理事長 大岡桂子


チャイルドラインこおりやまの理事長の大岡桂子と申します。

チャイルドラインは日本全国どこからでも、無料でかけられる18歳までの子ども専用の電話として1998年に始まりました。
チャイルドラインこおりやまは、2011年の東日本大震災により、福島の子どもたちからの電話が急増していることをきっかけに、2012年に福島県郡山市を拠点に活動を開始しました。

チャイルドラインはいわゆる「相談ダイヤル」ではありません。もちろん悩みや相談を受けることもありますが、大人から助言や解決策を一方的に示すことはチャイルドラインが目指すあり方とは異なります。あくまでも、子どもを真ん中に置き、子どもを主体者としてとらえ、子どもの価値観や利益を最優先する対話を行うことを理念としています。子どもが一人の人間として尊重されるコミュニケーションを保障すること、それがチャイルドラインの目的です。

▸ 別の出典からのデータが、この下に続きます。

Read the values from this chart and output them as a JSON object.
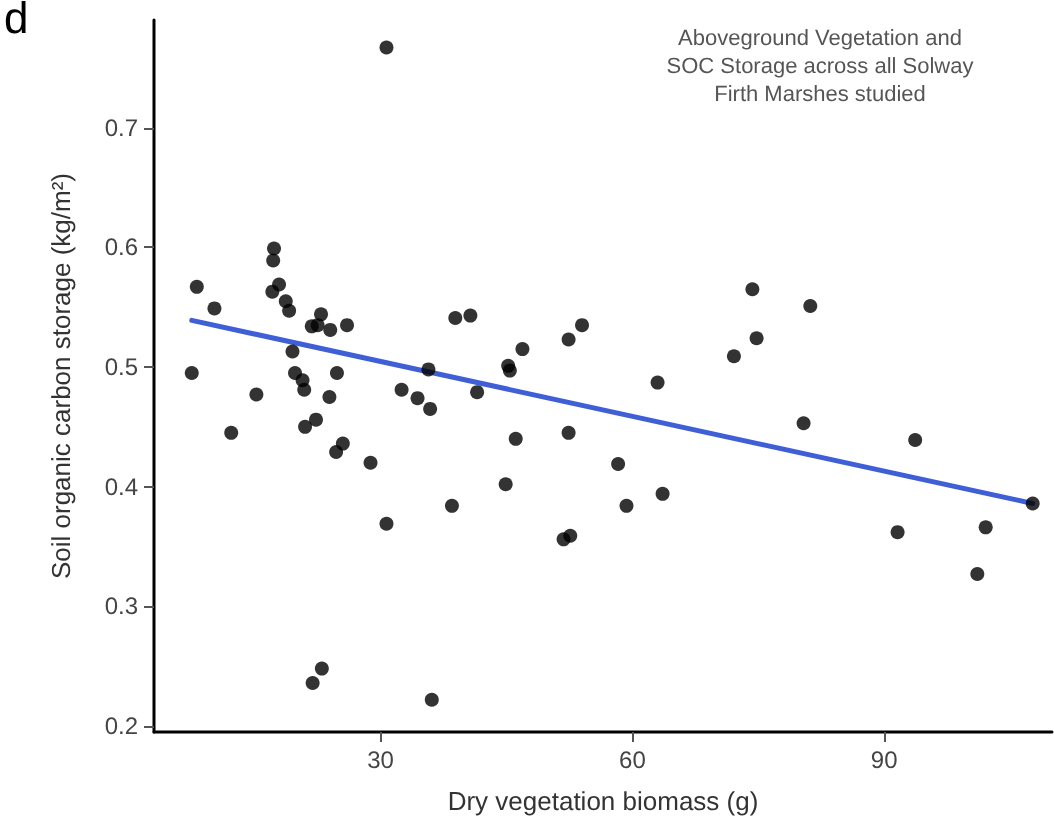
{
  "chart_data": {
    "type": "scatter",
    "title": "Aboveground Vegetation and\nSOC Storage across all Solway\nFirth Marshes studied",
    "xlabel": "Dry vegetation biomass (g)",
    "ylabel": "Soil organic carbon storage (kg/m²)",
    "annotations": [
      "d"
    ],
    "xlim": [
      3,
      110
    ],
    "ylim": [
      0.195,
      0.79
    ],
    "xticks": [
      30,
      60,
      90
    ],
    "yticks": [
      0.2,
      0.3,
      0.4,
      0.5,
      0.6,
      0.7
    ],
    "grid": false,
    "marker": "circle",
    "series": [
      {
        "color": "#000000",
        "x": [
          7.5,
          8.1,
          10.2,
          12.2,
          15.2,
          17.3,
          17.2,
          17.1,
          17.9,
          18.7,
          19.1,
          19.5,
          19.8,
          20.7,
          20.9,
          21.0,
          22.3,
          21.8,
          22.9,
          22.5,
          24.0,
          26.0,
          24.8,
          23.9,
          24.7,
          25.5,
          28.8,
          30.7,
          30.7,
          32.5,
          34.4,
          35.9,
          35.7,
          36.1,
          21.9,
          23.0,
          38.5,
          38.9,
          40.7,
          41.5,
          44.9,
          45.2,
          45.4,
          46.9,
          46.1,
          52.4,
          54.0,
          52.4,
          51.8,
          52.6,
          58.3,
          59.3,
          63.0,
          63.6,
          72.1,
          74.3,
          74.8,
          81.2,
          80.4,
          91.6,
          93.7,
          101.1,
          102.1,
          107.7
        ],
        "values": [
          0.495,
          0.567,
          0.549,
          0.445,
          0.477,
          0.599,
          0.589,
          0.563,
          0.569,
          0.555,
          0.547,
          0.513,
          0.495,
          0.489,
          0.481,
          0.45,
          0.456,
          0.534,
          0.544,
          0.535,
          0.531,
          0.535,
          0.495,
          0.475,
          0.429,
          0.436,
          0.42,
          0.369,
          0.767,
          0.481,
          0.474,
          0.465,
          0.498,
          0.222,
          0.236,
          0.248,
          0.384,
          0.541,
          0.543,
          0.479,
          0.402,
          0.501,
          0.497,
          0.515,
          0.44,
          0.523,
          0.535,
          0.445,
          0.356,
          0.359,
          0.419,
          0.384,
          0.487,
          0.394,
          0.509,
          0.565,
          0.524,
          0.551,
          0.453,
          0.362,
          0.439,
          0.327,
          0.366,
          0.386
        ]
      },
      {
        "type": "line",
        "color": "#3f5fd6",
        "marker": "none",
        "x": [
          7.5,
          107.7
        ],
        "values": [
          0.539,
          0.386
        ]
      }
    ]
  }
}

チャイルドラインの活動は市民のボランティアによって支えられています。養成講座の受講と現場での体験を経て、一定の知識と手法を身につけた人が「受け手」として子どもたちの声を受けとめます。また、「受け手」で経験を積んだ人の中から、「受け手」の方々を支える「支え手」を担う人がでてきて、ようやく活動として成り立ちます。

全国では、現在39都道府県68団体がチャイルドラインを開設しています。日本でチャイルドラインが始まった同じ年に超党派の議員連盟も発足し、80名を超える国会議員が所属しています。

スマートフォンの普及やコロナ禍など、子どもたちのコミュニケーションの環境は目まぐるしく変化し、子どもの貧困や孤立も大きな社会課題となっています。ひとりひとりの子どもの尊厳のために社会の大人たちが子どもと向き合い、その声を受けとめ、社会をより良くしていく仕組みとして、チャイルドラインの活動を深めていけるよう、私たちも取り組んでいきます。